As for skymaps, a good aproach can be to set compression of, rather use 24 Bit rgb. But make the images quite small. 256 for every side should do. Ground can be much smaller and compressed usually, as you usually have a floor something and cannot see the ground anyways.
in case you mean something else by lights blown out, then what ? Beast lightmaps? Same thing. Try 24 Bit just to check.
PVRT is doing a good job an everything that looks dirty or cracked, like concrete, sand and so on. It is terrible for gradients and especially terribly when an alphachannel is needed.
Interface elements can maybe done in 16 Bits, if you have no gradients.
And for your not opening door, first bet would be you did use mouse input and no touch input. But thats hard to say without seeing the code.
Here’s a screen shot. I light mapped the main body so its looking “better” but still has artifacts. The windows, chrome, wheels and other non-light mapped bits are blown out. Ground shadow/texture is also very noisy.
Well clearly your shadow is a compressed texture. In case thats a lightmap, then most likely all of them are compressed.
As i said, try to use 32Bit.
I did high quality cars for car configurators as well. No way around using uncompressed images for most parts. Of course thats no good attempt if you are planning a game. But if you only show one car, than it should be ok.
And your interior… did you use some “glass shader”? Try removing the windows. If its ok then, then you need to tweak the glass shader. I guess it is additivly multiplying way to much.
The only thing that is lightmapped is the main body. Before I lightmapped that…it too was blown out. It appears to have something to do with with the reflection. Its the glass and chrome mostly but everything was a bit reflective…glossy too.
Ok, did you Select the right preview Mode in the Editor? There are Quite some to choose from. But that will Not Show the Final quality, only give Feedback on Shaders using fallbacks or don’t work at all.
How did you do your reflections then? OpenGL 1.1 with some spheremap? Or es 2.0 using cubemaps? Normalmaps? Is the texture hdi?
I think you Need to tweak the reflective shader First.
When you say preview mode…you mean edit>graphics emulation? If so, I’m using OGL ES2.0. Reflection are cubemaps. All images are 512x512 RGB compressed PVRTC 4bit. I am using normal maps on the vehicle.
Then, 1st change the compression of critical textures to RGB24 Bit, or 32 Bit if there is alpha needed. This should get away all the grain.
Also set the normalmaps to 24bit.
2nd. For a test exchange you reflective Shader to something more basic. Without reflection that means. Do a test. Now, the color burn should be gone. If not, adjust your lighting and check if you have multiple materials attached to the models.
If your rendering appears fine now, you now that something is going wrong with your reflective shader or the cubemap texture. First remove the cubemap or replace it with another one. Any changes? if not you need to look into the shader source and see how the cubemap gets multiplyed into the rest. play around with that. I cannot help here, as my experience with fragment shaders is, well, very limited.

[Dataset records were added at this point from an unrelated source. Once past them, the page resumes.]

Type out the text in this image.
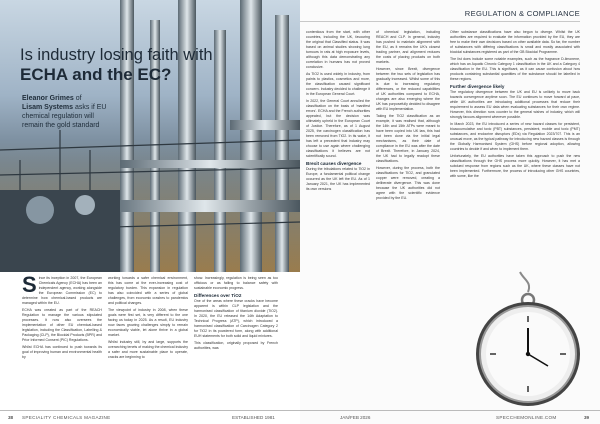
Is industry losing faith with
ECHA and the EC?
Eleanor Grimes of
Lisam Systems asks if EU chemical regulation will remain the gold standard

Since its inception in 2007, the European Chemicals Agency (ECHA) has been an independent agency, working alongside the European Commission (EC) to determine how chemical-based products are managed within the EU.

ECHA was created as part of the REACH Regulation to manage the various stipulated processes. It now also oversees the implementation of other EU chemical-based legislation, including the Classification, Labelling & Packaging (CLP), the Biocidal Products (BPR) and Prior Informed Consent (PIC) Regulations.

Whilst ECHA has continued to push towards its goal of improving human and environmental health by

working towards a safer chemical environment, this has come at the ever-increasing cost of regulatory burden. This expansion in regulation has also coincided with a series of global challenges, from economic crashes to pandemics and political changes.

The viewpoint of industry in 2008, when these goals were first set, is very different to the one facing us today in 2025. As a result, EU industry now faces growing challenges simply to remain economically viable, let alone thrive in a global market.

Whilst industry still, by and large, supports the overarching tenets of making the chemical industry a safer and more sustainable place to operate, cracks are beginning to

show. Increasingly, regulation is being seen as too officious or as failing to balance safety with sustainable economic progress.

Differences over TiO2

One of the areas where these cracks have become apparent is within CLP legislation and the harmonised classification of titanium dioxide (TiO2). In 2020, the EU released the 14th Adaptation to Technical Progress (ATP), which introduced a harmonised classification of Carcinogen Category 2 for TiO2 in its powdered form, along with additional EUH statements for both solid and liquid mixtures.

This classification, originally proposed by French authorities, was

38 SPECIALITY CHEMICALS MAGAZINE	ESTABLISHED 1981
REGULATION & COMPLIANCE

contentious from the start, with other countries, including the UK, favouring the original that Classified status. It was based on animal studies showing lung tumours in rats at high exposure levels, although this data demonstrating any correlation in humans has not proved conclusive.

As TiO2 is used widely in industry, from paints to plastics, cosmetics and more, the classification caused significant concern. Industry decided to challenge it in the European General Court.

In 2022, the General Court annulled the classification on the basis of 'manifest errors'. ECHA and the French authorities appealed, but the decision was ultimately upheld in the European Court of Justice. Therefore, as of 1 August 2025, the carcinogen classification has been removed from TiO2. In its wake, it has left a precedent that industry may choose to use again where challenging classifications it believes are not scientifically sound.

Brexit causes divergence

During the tribulations related to TiO2 in Europe, a fundamental political change occurred as the UK left the EU. As of 1 January 2021, the UK has implemented its own versions

of chemical legislation, including REACH and CLP. In general, industry has pushed to maintain alignment with the EU, as it remains the UK's closest trading partner, and alignment reduces the costs of placing products on both markets.

However, since Brexit, divergence between the two sets of legislation has gradually increased. Whilst some of this is due to increasing regulatory differences, or the reduced capabilities of UK authorities compared to ECHA, changes are also emerging where the UK has purposefully decided to disagree with EU implementation.

Taking the TiO2 classification as an example, it was realised that, although the 14th and 15th ATPs were meant to have been copied into UK law, this had not been done via the initial legal mechanisms, as their date of compliance in the EU was after the date of Brexit. Therefore, in January 2024, the UK had to legally readopt these classifications.

However, during the process, both the classifications for TiO2, and granulated copper were removed, creating a deliberate divergence. This was done because the UK authorities did not agree with the scientific evidence provided by the EU.

Other substance classifications have also begun to diverge. Whilst the UK authorities are required to evaluate the information provided by the EU, they are free to make their own decisions based on other available data. So far, the number of substances with differing classifications is small and mostly associated with biocidal substances registered as part of the GB Biocidal Programme.

The list does include some notable examples, such as the fragrance D-limonene, which has an Aquatic Chronic Category 1 classification in the UK and a Category 4 classification in the EU. This is significant, as it can cause confusion about how products containing substantial quantities of the substance should be labelled in these regions.

Further divergence likely

The regulatory divergence between the UK and EU is unlikely to move back towards convergence anytime soon. The EU continues to move forward at pace, while UK authorities are introducing additional processes that reduce their requirement to assess EU data when evaluating substances for their own regime. However, this direction runs counter to the general wishes of industry, which will strongly favours alignment wherever possible.

In March 2023, the EU introduced a series of new hazard classes for persistent, bioaccumulative and toxic (PBT) substances, persistent, mobile and toxic (PMT) substances, and endocrine disruptors (EDs) via Regulation 2023/707. This is an unusual move, as the typical pathway for introducing new hazard classes is through the Globally Harmonised System (GHS) before regional adoption, allowing countries to decide if and when to implement them.

Unfortunately, the EU authorities have taken this approach to push the new classifications through the GHS process more quickly. However, it has met a subdued response from regions such as the UK, where these classes have not been implemented. Furthermore, the process of introducing other GHS countries, with some, like the

JAN/FEB 2026	SPECCHEMONLINE.COM	39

Thanks for the tips and advice. When is 3.4 coming out? In regards to mobile shaders…there’s basically nothing in there except for a very few. I need a bumped/specular/reflective material. Are there others available online for free or for purchase?

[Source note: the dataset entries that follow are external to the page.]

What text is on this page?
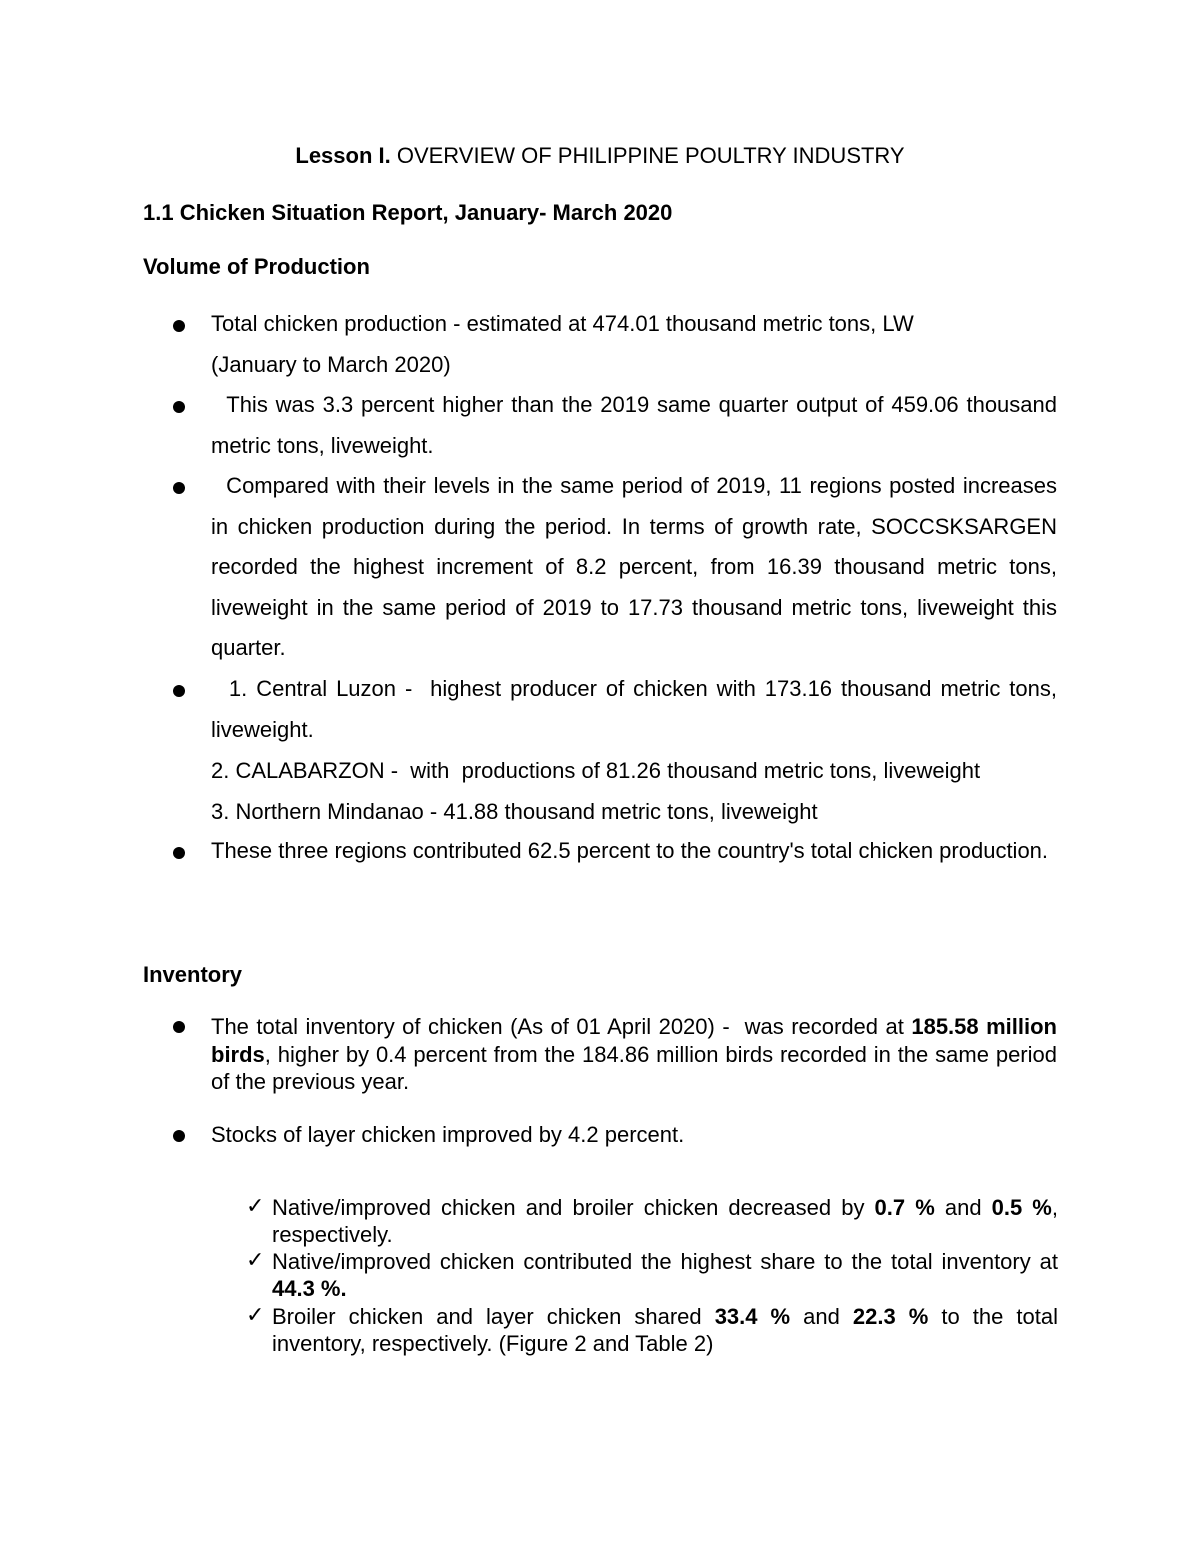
Lesson I. OVERVIEW OF PHILIPPINE POULTRY INDUSTRY
1.1 Chicken Situation Report, January- March 2020
Volume of Production
Total chicken production - estimated at 474.01 thousand metric tons, LW
(January to March 2020)
This was 3.3 percent higher than the 2019 same quarter output of 459.06 thousand metric tons, liveweight.
Compared with their levels in the same period of 2019, 11 regions posted increases in chicken production during the period. In terms of growth rate, SOCCSKSARGEN recorded the highest increment of 8.2 percent, from 16.39 thousand metric tons, liveweight in the same period of 2019 to 17.73 thousand metric tons, liveweight this quarter.
1. Central Luzon -  highest producer of chicken with 173.16 thousand metric tons, liveweight.
2. CALABARZON -  with  productions of 81.26 thousand metric tons, liveweight
3. Northern Mindanao - 41.88 thousand metric tons, liveweight
These three regions contributed 62.5 percent to the country's total chicken production.
Inventory
The total inventory of chicken (As of 01 April 2020) -  was recorded at 185.58 million birds, higher by 0.4 percent from the 184.86 million birds recorded in the same period of the previous year.
Stocks of layer chicken improved by 4.2 percent.
✓ Native/improved chicken and broiler chicken decreased by 0.7 % and 0.5 %, respectively.
✓ Native/improved chicken contributed the highest share to the total inventory at 44.3 %.
✓ Broiler chicken and layer chicken shared 33.4 % and 22.3 % to the total inventory, respectively. (Figure 2 and Table 2)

Why do you need these hardcoreshaders? Using something like that will most likely only work on iPad2. May be not even there at a high framerate.

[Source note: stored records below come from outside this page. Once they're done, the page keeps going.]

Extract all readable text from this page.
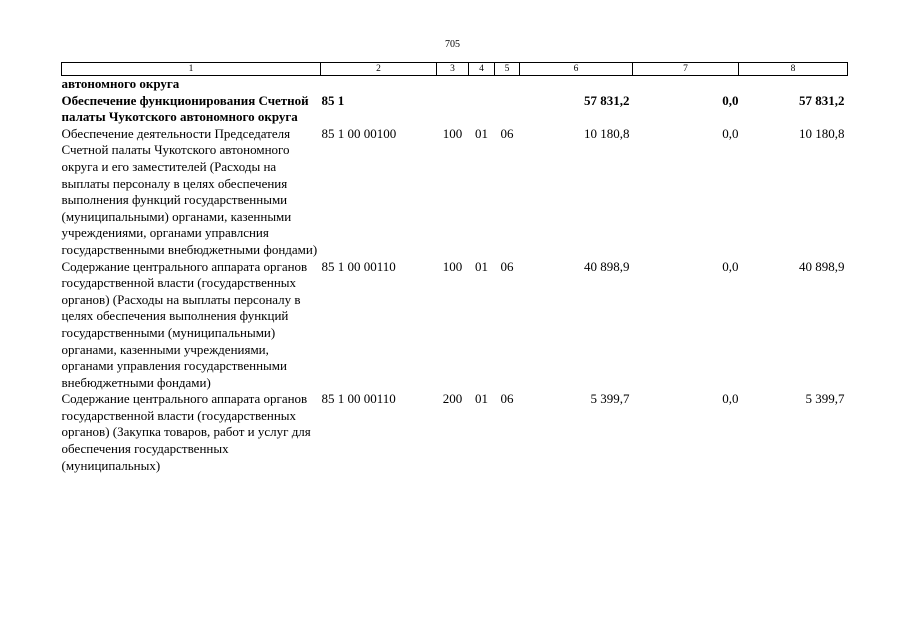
705
1	2	3	4	5	6	7	8
автономного округа							
Обеспечение функционирования Счетной палаты Чукотского автономного округа	85 1				57 831,2	0,0	57 831,2
Обеспечение деятельности Председателя Счетной палаты Чукотского автономного округа и его заместителей (Расходы на выплаты персоналу в целях обеспечения выполнения функций государственными (муниципальными) органами, казенными учреждениями, органами управлсния государственными внебюджетными фондами)	85 1 00 00100	100	01	06	10 180,8	0,0	10 180,8
Содержание центрального аппарата органов государственной власти (государственных органов) (Расходы на выплаты персоналу в целях обеспечения выполнения функций государственными (муниципальными) органами, казенными учреждениями, органами управления государственными внебюджетными фондами)	85 1 00 00110	100	01	06	40 898,9	0,0	40 898,9
Содержание центрального аппарата органов государственной власти (государственных органов) (Закупка товаров, работ и услуг для обеспечения государственных (муниципальных)	85 1 00 00110	200	01	06	5 399,7	0,0	5 399,7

You might want to check out my last app, it is only using opengl 1.1 and thus, no bumps or the like. Yes it´s also car models, i think they turned out quite decent, especially since the whole thing even runs on very old hardware (iphone 3G). ituneslink. it´s free.
Please don´t mention the appname here, i am actualy not allowed to talk about it. Legal issue.
Fuzzy…awesome stuff man…can you share some tips? I’m not using the hard surface shader pack on the ipad version…I’m just using the default reflective>bumped specular. But I’m getting very hot, blown out areas. It seems to be a reflection issue but nothing I do seems to work. How did you get the aliasing to be so smooth…what renderer are you using? What sort of build settings are you using? I’m new to Unity and iOS.
Anti Aliasing can be turned on in Unity 3.3 by going to “Edit/Project Settings/Quality” and then look in good or simple and turn it on.
This will give you smooth edges, but also have an impact on performance. In case you experience Color banding, you need to change some lines in appcontroller.mm. Search the forum for Anti Alias Color Banding, that should reveal something. Has been descussed a number of times already.
In earlier Versions of unity you still could do it but requieres you to edit appcontroller way more. Just as before, the sulution can be found somewhere here in the forum.
I had it set to “beautiful” and modified settings in there. I suppose it doesn’t matter right? As long as you adjust the settings within the category its using to render with? Changing the AA, I don’t see any change when I play it in Unity…is it only visible when its ported to the iPad? I’ll look into color banding as well.